Entry 296, on 2006-03-08 at 16:01:59 (Rating 1, Science)

I now have listened several times to a podcast, produced by the BBC, on the subject of gravitons. The graviton is the theoretical particle which carries the gravitational force. Existing theories of gravity (both Newton's and Einstein's) don't require a carrier particle; they use an unspecified force (in the case of Newton), or curvature of space-time (in Einstein's relativity theory) to explain how gravity works. But the other forces all have carriers, and quantum physics predicts gravity should too.

So why shouldn't the particle associated with gravity have been discovered too? Gravity is very weak. It doesn't seem that way, but in reality it is about 10 thousand billion billion billion billion times weaker than the strong force. Its only because there is so much material generating gravity (for example, the Earth) that it seems strong. Because the force is weak, the particle is hard to detect because of its very weak interaction with other particles.
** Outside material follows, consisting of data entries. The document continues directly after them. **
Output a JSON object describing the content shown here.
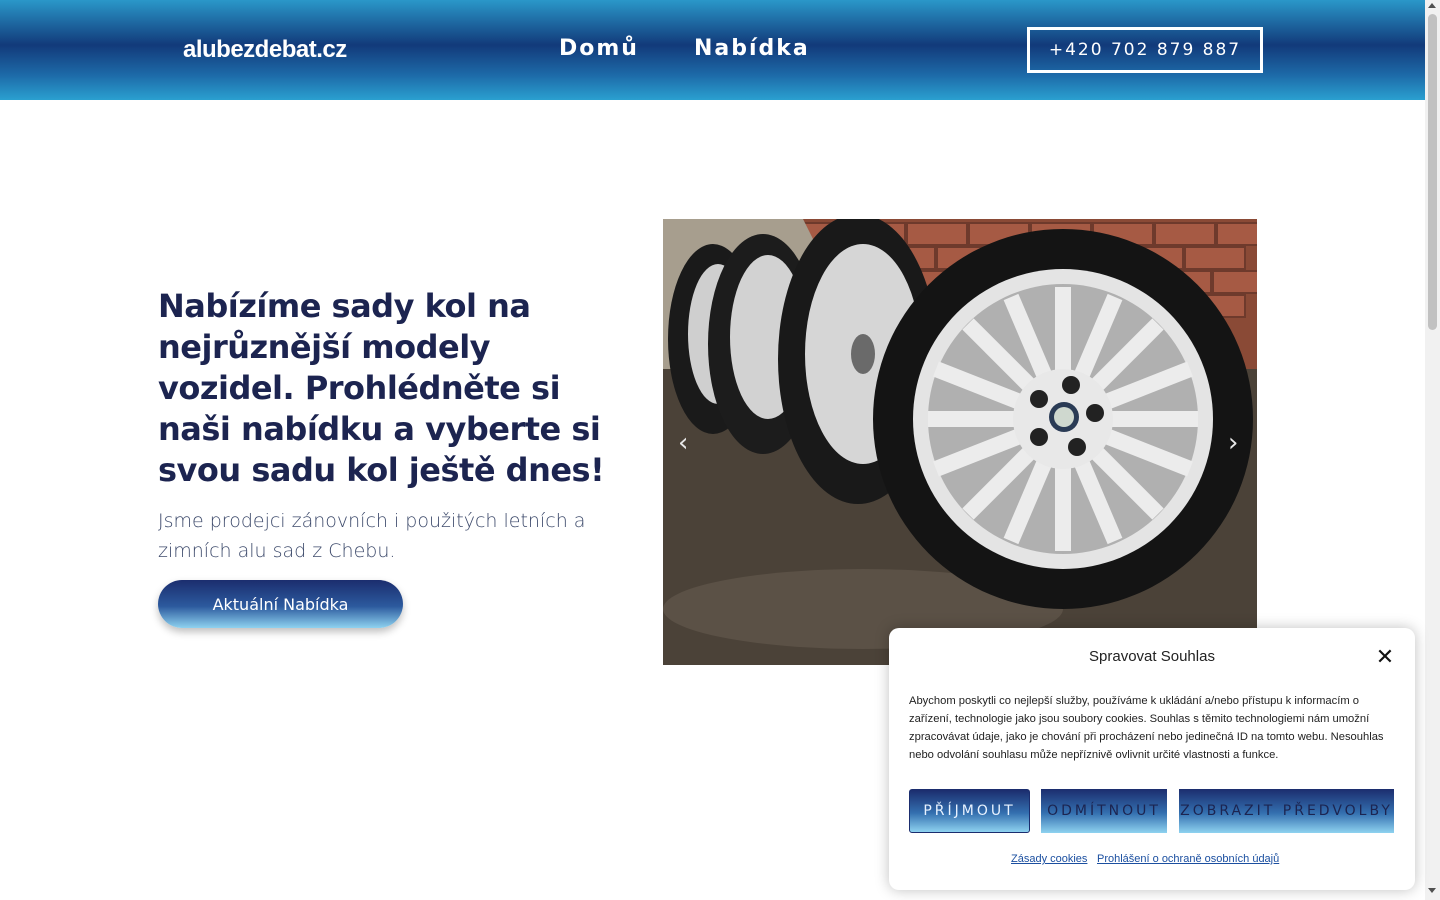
{
  "header": {
    "logo": "alubezdebat.cz",
    "nav": [
      {
        "label": "Domů"
      },
      {
        "label": "Nabídka"
      }
    ],
    "phone": "+420 702 879 887"
  },
  "hero": {
    "title": "Nabízíme sady kol na nejrůznější modely vozidel. Prohlédněte si naši nabídku a vyberte si svou sadu kol ještě dnes!",
    "subtitle": "Jsme prodejci zánovních i použitých letních a zimních alu sad z Chebu.",
    "button": "Aktuální Nabídka"
  },
  "slider": {
    "prev_icon": "chevron-left-icon",
    "next_icon": "chevron-right-icon"
  },
  "cookie": {
    "title": "Spravovat Souhlas",
    "text": "Abychom poskytli co nejlepší služby, používáme k ukládání a/nebo přístupu k informacím o zařízení, technologie jako jsou soubory cookies. Souhlas s těmito technologiemi nám umožní zpracovávat údaje, jako je chování při procházení nebo jedinečná ID na tomto webu. Nesouhlas nebo odvolání souhlasu může nepříznivě ovlivnit určité vlastnosti a funkce.",
    "accept": "PŘÍJMOUT",
    "deny": "ODMÍTNOUT",
    "prefs": "ZOBRAZIT PŘEDVOLBY",
    "link_cookies": "Zásady cookies",
    "link_privacy": "Prohlášení o ochraně osobních údajů"
  },
  "colors": {
    "brand_dark": "#1c2450",
    "header_blue": "#123a7a",
    "accent_light": "#8ed2f0"
  }
}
The question of why gravity is so weak brings up another set of bizarre theories, including the idea that gravity is "diluted" by being spread over extra dimensions we can't detect, and various superstring theories involving 10, 11, or even more, dimensions!

Quantum theory introduces the idea of wave-particle duality. This means waves and particles are two ways of looking at the same thing. Every wave is a particle. Every particle is also a wave. So detecting a graviton will probably be done through detecting gravity waves. Unfortunately the waves are unbelievably small.

A gravitational wave would only cause a displacement of a million million millionth of a meter over a separation of a few kilometers. This is like measuring the distance to a star (tens of trillions of kilometers) to the accuracy of a single hair! I just love the fact that physics will even contemplate trying to detect this sort of subtle phenomenon. What an incredible achievement it will be when its finally done!